Hey Dan and thanks for reaching out!
I’d love to collaborate more with TC39 so that we could make decisions on what to document when and with better reviews. Traditionally, I’ve been focusing on documenting ECMAScript features that are implemented in Firefox as Mozilla is the main sponsor of MDN. It doesn’t necessarily need to be this way, though, and the community is of course always focusing on things they consider important.
If I understand it correctly, new ECMAScript language features start off with their own GitHub repo and are then later merged into the main ES specification.
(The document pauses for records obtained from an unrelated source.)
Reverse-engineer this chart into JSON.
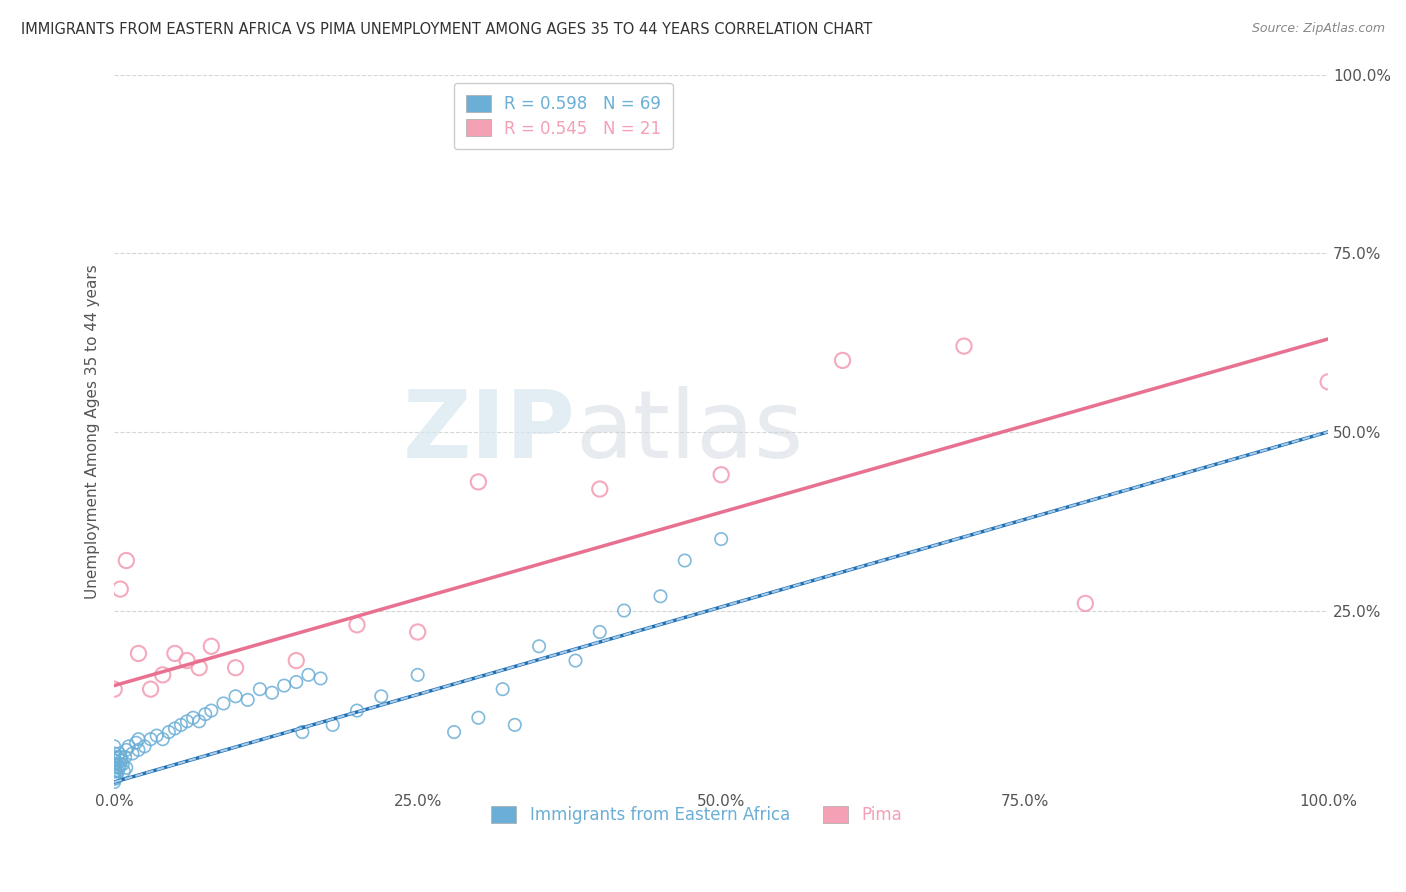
{
  "title": "IMMIGRANTS FROM EASTERN AFRICA VS PIMA UNEMPLOYMENT AMONG AGES 35 TO 44 YEARS CORRELATION CHART",
  "source": "Source: ZipAtlas.com",
  "ylabel": "Unemployment Among Ages 35 to 44 years",
  "legend_label1": "Immigrants from Eastern Africa",
  "legend_label2": "Pima",
  "R1": 0.598,
  "N1": 69,
  "R2": 0.545,
  "N2": 21,
  "color_blue": "#6baed6",
  "color_pink": "#f4a0b5",
  "watermark_zip": "ZIP",
  "watermark_atlas": "atlas",
  "background_color": "#ffffff",
  "blue_scatter_x": [
    0.0,
    0.0,
    0.0,
    0.0,
    0.0,
    0.0,
    0.0,
    0.0,
    0.0,
    0.0,
    0.1,
    0.1,
    0.1,
    0.2,
    0.2,
    0.3,
    0.3,
    0.4,
    0.4,
    0.5,
    0.5,
    0.6,
    0.7,
    0.8,
    0.9,
    1.0,
    1.0,
    1.2,
    1.5,
    1.8,
    2.0,
    2.0,
    2.5,
    3.0,
    3.5,
    4.0,
    4.5,
    5.0,
    5.5,
    6.0,
    6.5,
    7.0,
    7.5,
    8.0,
    9.0,
    10.0,
    11.0,
    12.0,
    13.0,
    14.0,
    15.0,
    15.5,
    16.0,
    17.0,
    18.0,
    20.0,
    22.0,
    25.0,
    28.0,
    30.0,
    32.0,
    33.0,
    35.0,
    38.0,
    40.0,
    42.0,
    45.0,
    47.0,
    50.0
  ],
  "blue_scatter_y": [
    1.0,
    1.5,
    2.0,
    2.5,
    3.0,
    3.5,
    4.0,
    4.5,
    5.0,
    6.0,
    1.5,
    2.5,
    4.0,
    2.0,
    3.5,
    2.5,
    4.5,
    3.0,
    5.0,
    3.5,
    4.5,
    4.0,
    3.5,
    2.5,
    4.5,
    3.0,
    5.5,
    6.0,
    5.0,
    6.5,
    5.5,
    7.0,
    6.0,
    7.0,
    7.5,
    7.0,
    8.0,
    8.5,
    9.0,
    9.5,
    10.0,
    9.5,
    10.5,
    11.0,
    12.0,
    13.0,
    12.5,
    14.0,
    13.5,
    14.5,
    15.0,
    8.0,
    16.0,
    15.5,
    9.0,
    11.0,
    13.0,
    16.0,
    8.0,
    10.0,
    14.0,
    9.0,
    20.0,
    18.0,
    22.0,
    25.0,
    27.0,
    32.0,
    35.0
  ],
  "pink_scatter_x": [
    0.0,
    0.5,
    1.0,
    2.0,
    3.0,
    4.0,
    5.0,
    6.0,
    7.0,
    8.0,
    10.0,
    15.0,
    20.0,
    25.0,
    30.0,
    40.0,
    50.0,
    60.0,
    70.0,
    80.0,
    100.0
  ],
  "pink_scatter_y": [
    14.0,
    28.0,
    32.0,
    19.0,
    14.0,
    16.0,
    19.0,
    18.0,
    17.0,
    20.0,
    17.0,
    18.0,
    23.0,
    22.0,
    43.0,
    42.0,
    44.0,
    60.0,
    62.0,
    26.0,
    57.0
  ],
  "blue_line_x": [
    0.0,
    100.0
  ],
  "blue_line_y": [
    1.0,
    50.0
  ],
  "pink_line_x": [
    0.0,
    100.0
  ],
  "pink_line_y": [
    14.5,
    63.0
  ],
  "xlim": [
    0,
    100
  ],
  "ylim": [
    0,
    100
  ],
  "xtick_positions": [
    0,
    25,
    50,
    75,
    100
  ],
  "xtick_labels": [
    "0.0%",
    "25.0%",
    "50.0%",
    "75.0%",
    "100.0%"
  ],
  "ytick_positions": [
    0,
    25,
    50,
    75,
    100
  ],
  "ytick_labels": [
    "",
    "25.0%",
    "50.0%",
    "75.0%",
    "100.0%"
  ]
}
I think it would be interesting to see if such repo maintainers or feature champions would already think about documentation (just like they think about tests) and involve the MDN team early, so that we could outline what kind of docs would be needed on MDN and when we think it is a good time for actually publishing them.
Currently, docs come in quite late in the process (mostly when things ship in Firefox or Chrome). Sometimes we document things earlier, but then specs change or are abandoned (SIMD.js is such a case where we actually added a ton of docs ). But I think there must be some sort of middle ground, and maybe the different feature stages that ES features have can help making decisions there.
As Sheppy and Sphinx mention, there are a variety of ways to get closer to the MDN pages and our community using some of the listed tools and I appreciate y’all coming closer to us!
I can also offer to get involved where spec work happens, so another approach could be to open “MDN docs issues” on specification repos and point me or the MDN team to them, so we can talk about how to proceed specifically for a new language addition and what MDN work would be involved. Let me know what you think about that and if TC39 folks would generally support having docs part of their workflow / spec tasks.